- President Paul-Émile de Souza

Chairman of the Directory of Dahomey
- In office December 13, 1969 – May 7, 1970
- Preceded by: Maurice Kouandété
- Succeeded by: Hubert Maga

Personal details
- Born: July 14, 1930 Bohicon, Dahomey
- Died: June 17, 1999 (aged 68) Cotonou, Benin
- Spouse: Françoise De Souza

= Paul-Émile de Souza =

Beninese military officer and politician

Paul-Émile de Souza (July 14, 1930 – June 17, 1999) was a Beninese army officer and political figure. He was chairman of the Directory of Dahomey from December 13, 1969, to May 7, 1970.

==Birth and family==
Paul-Emile de Souza was born into the aristocratic De Souza family on July 14, 1930. His birthplace was Athiémè, Dahomey. His wife was Françoise De Souza.

==Military career==
In 1966, de Souza was selected as vice president of the Comité de Rénovation Nationale, as well as being one of the three officers on the Comité. It had very few functions other than to advise Christophe Soglo and was abolished on April 6, 1967. When Soglo was overthrown later that year, de Souza was chosen as Emile Derlin Zinsou's Director of Military Affairs. For the most part de Souza tried to stay out of politics if he could and led the parachutist unit at Ouidah.

==Chairmanship==
On December 10, 1969, Émile Derlin Zinsou was overthrown by Maurice Kouandété, though the military did not recognize the latter. de Souza was briefly put under house arrest in the aftermath. Since the two men could not end their quarrels, a Military Directorate was established with de Souza as its chairman, Kouandete a member, and Col. Benoit Sinzogan of the Gendarmie occupying the third seat. An election was held on March 28, 1970, to determine the true president. It was marked by a series of violent outbursts; unvalidated reports state that six people were killed were wounded at incidents in Parakou on the eve of the elections. Former presidents Hubert Maga, Sourou-Migan Apithy, and Justin Ahomadégbé-Tomêtin received a majority of the vote in the north, southeast, and southwest/central, respectively.
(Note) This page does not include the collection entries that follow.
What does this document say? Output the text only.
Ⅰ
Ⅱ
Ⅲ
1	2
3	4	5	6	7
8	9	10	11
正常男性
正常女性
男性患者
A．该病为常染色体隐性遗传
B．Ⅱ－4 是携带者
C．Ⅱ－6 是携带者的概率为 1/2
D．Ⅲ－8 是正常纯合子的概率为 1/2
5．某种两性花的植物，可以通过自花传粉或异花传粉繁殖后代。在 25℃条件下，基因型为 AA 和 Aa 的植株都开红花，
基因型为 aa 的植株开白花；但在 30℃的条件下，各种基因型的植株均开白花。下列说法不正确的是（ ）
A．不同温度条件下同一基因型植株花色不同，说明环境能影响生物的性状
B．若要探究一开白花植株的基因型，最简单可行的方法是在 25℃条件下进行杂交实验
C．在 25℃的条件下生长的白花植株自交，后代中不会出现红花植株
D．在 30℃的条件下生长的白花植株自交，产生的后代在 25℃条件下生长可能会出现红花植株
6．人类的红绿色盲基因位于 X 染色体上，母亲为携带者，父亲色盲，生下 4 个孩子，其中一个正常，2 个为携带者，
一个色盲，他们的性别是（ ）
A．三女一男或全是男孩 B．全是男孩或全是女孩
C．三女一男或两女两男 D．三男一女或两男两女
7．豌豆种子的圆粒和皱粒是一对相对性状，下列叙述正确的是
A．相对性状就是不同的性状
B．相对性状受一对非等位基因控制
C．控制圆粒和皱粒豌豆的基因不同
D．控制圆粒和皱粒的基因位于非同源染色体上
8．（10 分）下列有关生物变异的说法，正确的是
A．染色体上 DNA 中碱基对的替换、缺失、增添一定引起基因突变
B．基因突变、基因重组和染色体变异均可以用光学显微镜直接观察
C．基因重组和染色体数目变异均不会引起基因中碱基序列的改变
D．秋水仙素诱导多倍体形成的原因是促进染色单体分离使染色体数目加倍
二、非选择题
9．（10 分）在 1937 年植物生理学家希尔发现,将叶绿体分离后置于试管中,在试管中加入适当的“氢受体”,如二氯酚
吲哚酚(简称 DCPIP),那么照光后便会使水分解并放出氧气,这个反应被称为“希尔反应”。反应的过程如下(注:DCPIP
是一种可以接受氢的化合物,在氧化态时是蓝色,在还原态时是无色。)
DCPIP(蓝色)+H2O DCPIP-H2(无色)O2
de Souza decided to nullify the results from Atakora, the region where Maga received the most votes. Outraged, Maga threatened to secede unless he was declared President. Apithy stated that he would convince his region to join Nigeria if Maga took the presidency. The three former Presidents agreed to a hasty compromise to prevent a civil war. A presidential council, comprising Maga, Ahomadégbé-Tomêtin, and Apithy, with a presidency that changed every two years, was set up on May 7. Maga inaugurated this system for the first two years, before passing the power, on May 7, 1972, to Ahomadégbé-Tomêtin.

==Later life==
Colonel Paul-Émile De Souza returned to his role as Chief of Staff of the Dahomeyan Army.

Kouandété attempted to usurp to power again on February 23, 1972. Leading the Ouidah garrison, he also attempted to take over government buildings and murder de Souza. Over the course of the operation, assailant Major Moumouni was mortally wounded by de Souza's bullets. de Souza, meanwhile, escaped with only a slight injury. The plot was foiled, although Maga cancelled a visit to France to attend the matter at hand. Kouandété received the death penalty for his role in the attack.

When Mathieu Kérékou seized power in October 1972, de Souza was dismissed from the army. He was appointed commissioner of the national Agricultural Credit Bank (SOCAD).

Paul-Émile de Souza died on June 17, 1999, aged 68. His widow, former First Lady of Dahomey Françoise De Souza, died on July 30, 2015.

==Bibliography==
- Decalo, Samuel (1976). "Historical Dictionary of Dahomey (People's Republic of Benin)"
- Hudgens, Jim (2003). "The Rough Guide to West Africa".
- Kneib, Martha (2007). "Benin".
- Ronen, Dov (1975). "Dahomey: Between Tradition and Modernity".